On July 24, 1783, Simon Bolivar, the most important leader of South American independence movements, was born in Caracas, which belonged at that time to the New Granada, a territory under the rule of the Spanish empire.

As a member of a wealthy family, he was able to receive a good education, mostly guided by Simon Rodriguez and Andres Bello, two intellectuals who approached Bolivar towards the ideas of the French revolution and encouraged in him a commitment to the freedom of those who were born in the Americas.

In 1807, the young leader used his fortune to organize an army and fight against Spanish rule. He thus began a war of independence that expanded throughout what are now Venezuela, Colombia, Panama, Ecuador, Peru and Bolivia.

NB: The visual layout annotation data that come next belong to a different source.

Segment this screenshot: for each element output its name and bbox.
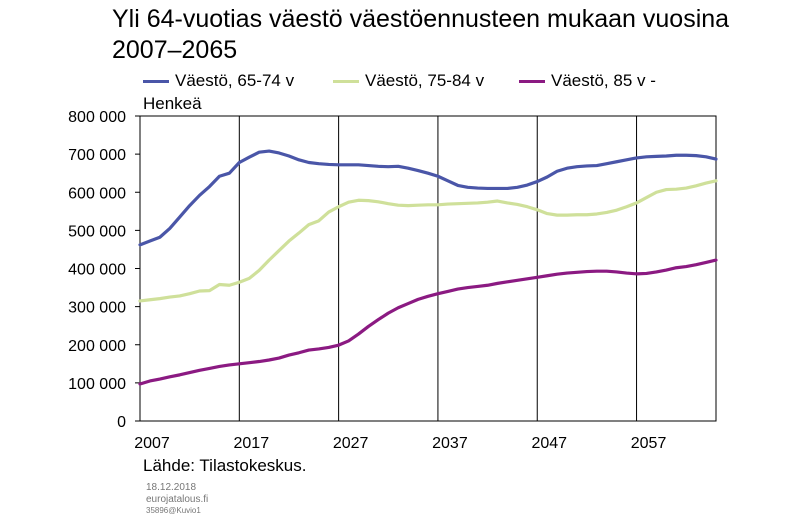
legend-item-75-84: Väestö, 75-84 v	[333, 70, 484, 92]
x-tick-label-2047: 2047	[531, 435, 567, 452]
legend-item-85: Väestö, 85 v -	[519, 70, 656, 92]
y-tick-label-100000: 100 000	[68, 376, 126, 393]
x-tick-label-2037: 2037	[432, 435, 468, 452]
y-tick-label-200000: 200 000	[68, 338, 126, 355]
x-tick-label-2017: 2017	[234, 435, 270, 452]
x-tick-label-2007: 2007	[134, 435, 170, 452]
y-tick-label-800000: 800 000	[68, 109, 126, 126]
publish-date: 18.12.2018	[146, 482, 197, 493]
y-tick-label-300000: 300 000	[68, 300, 126, 317]
chart-legend: Väestö, 65-74 v Väestö, 75-84 v Väestö, …	[143, 70, 783, 92]
legend-swatch-65-74	[143, 79, 169, 83]
legend-item-65-74: Väestö, 65-74 v	[143, 70, 294, 92]
legend-label-75-84: Väestö, 75-84 v	[365, 71, 485, 90]
series-line-65-74	[138, 149, 718, 247]
plot-frame	[139, 115, 717, 422]
legend-swatch-85	[519, 79, 545, 83]
y-axis-label: Henkeä	[143, 94, 202, 113]
x-tick-label-2057: 2057	[631, 435, 667, 452]
series-line-75-84	[138, 179, 718, 303]
x-tick-label-2027: 2027	[333, 435, 369, 452]
legend-swatch-75-84	[333, 79, 359, 83]
y-tick-label-0: 0	[117, 414, 126, 431]
site-name: eurojatalous.fi	[146, 494, 209, 505]
chart-title: Yli 64-vuotias väestö väestöennusteen mu…	[112, 5, 730, 64]
legend-label-85: Väestö, 85 v -	[551, 71, 656, 90]
y-tick-label-400000: 400 000	[68, 262, 126, 279]
source-note: Lähde: Tilastokeskus.	[143, 456, 307, 475]
figure-code: 35896@Kuvio1	[146, 506, 201, 515]
legend-label-65-74: Väestö, 65-74 v	[175, 71, 295, 90]
series-line-85	[138, 258, 718, 386]
y-tick-label-500000: 500 000	[68, 223, 126, 240]
y-tick-label-700000: 700 000	[68, 147, 126, 164]
y-tick-label-600000: 600 000	[68, 185, 126, 202]
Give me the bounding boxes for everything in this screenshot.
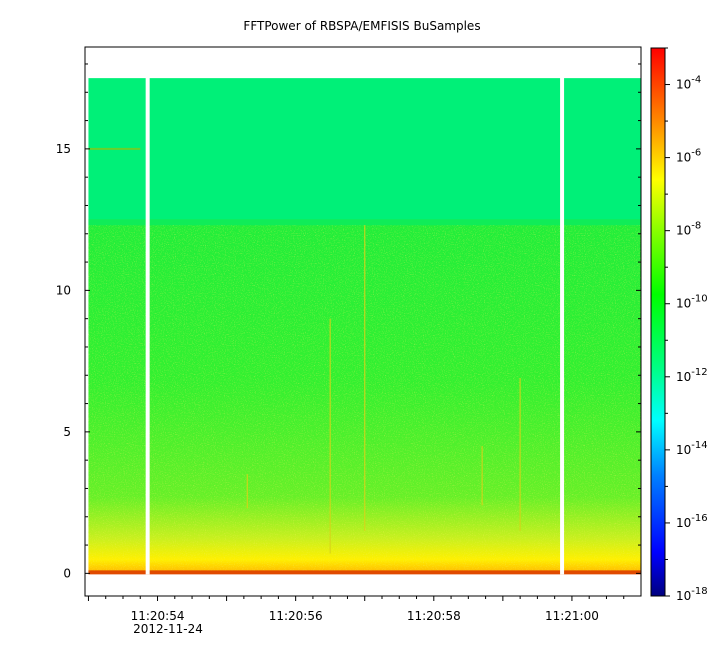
- band-transition: [88, 219, 641, 230]
- colorbar-tick-label: 10-8: [676, 221, 701, 238]
- data-gap: [560, 77, 565, 575]
- spectrogram-heatmap: [88, 77, 641, 575]
- colorbar-tick-label: 10-10: [676, 294, 708, 311]
- y-tick-label: 10: [56, 283, 71, 297]
- colorbar-tick-label: 10-14: [676, 440, 708, 457]
- chart-title: FFTPower of RBSPA/EMFISIS BuSamples: [243, 19, 480, 33]
- x-tick-label: 11:21:00: [545, 609, 599, 623]
- x-axis: 11:20:54 11:20:56 11:20:58 11:21:00: [87, 596, 625, 623]
- colorbar: [650, 47, 666, 597]
- x-tick-label: 11:20:54: [131, 609, 185, 623]
- data-gap: [145, 77, 150, 575]
- colorbar-axis: 10-4 10-6 10-8 10-10 10-12 10-14 10-16 10-18: [665, 47, 708, 603]
- low-frequency-line: [88, 570, 641, 575]
- x-axis-date-label: 2012-11-24: [133, 622, 203, 636]
- plot-frame: [84, 46, 642, 597]
- y-tick-label: 15: [56, 142, 71, 156]
- x-tick-label: 11:20:56: [269, 609, 323, 623]
- colorbar-tick-label: 10-12: [676, 367, 708, 384]
- colorbar-tick-label: 10-4: [676, 75, 701, 92]
- cyan-band: [88, 78, 641, 226]
- y-tick-label: 0: [63, 566, 71, 580]
- colorbar-tick-label: 10-16: [676, 513, 708, 530]
- x-tick-label: 11:20:58: [407, 609, 461, 623]
- y-tick-label: 5: [63, 425, 71, 439]
- colorbar-tick-label: 10-6: [676, 148, 701, 165]
- colorbar-tick-label: 10-18: [676, 586, 708, 603]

In 1819, while the independence battles were still being fought, Bolivar formed the "Great Colombia," a single nation which began bringing Venezuela and Colombia together but aspired to create a "Great Homeland" for all South Americans, an idea also embraced by the late Venezuelan President Hugo Chavez two centuries later.

"We remember the birth of Simon Bolivar, the Liberator, builder of the Great Homeland, father of six nations and our first president," Morales said and stressed that his struggle for independence and freedom is still a mandate to the Latin Americans who must avoid being subjected again to any empire.

Due to the magnitude of his political and military feats, Bolivar remains alive in the daily memory of peoples which always remember him in their national symbols, songs, poems, schools, children's names and murals.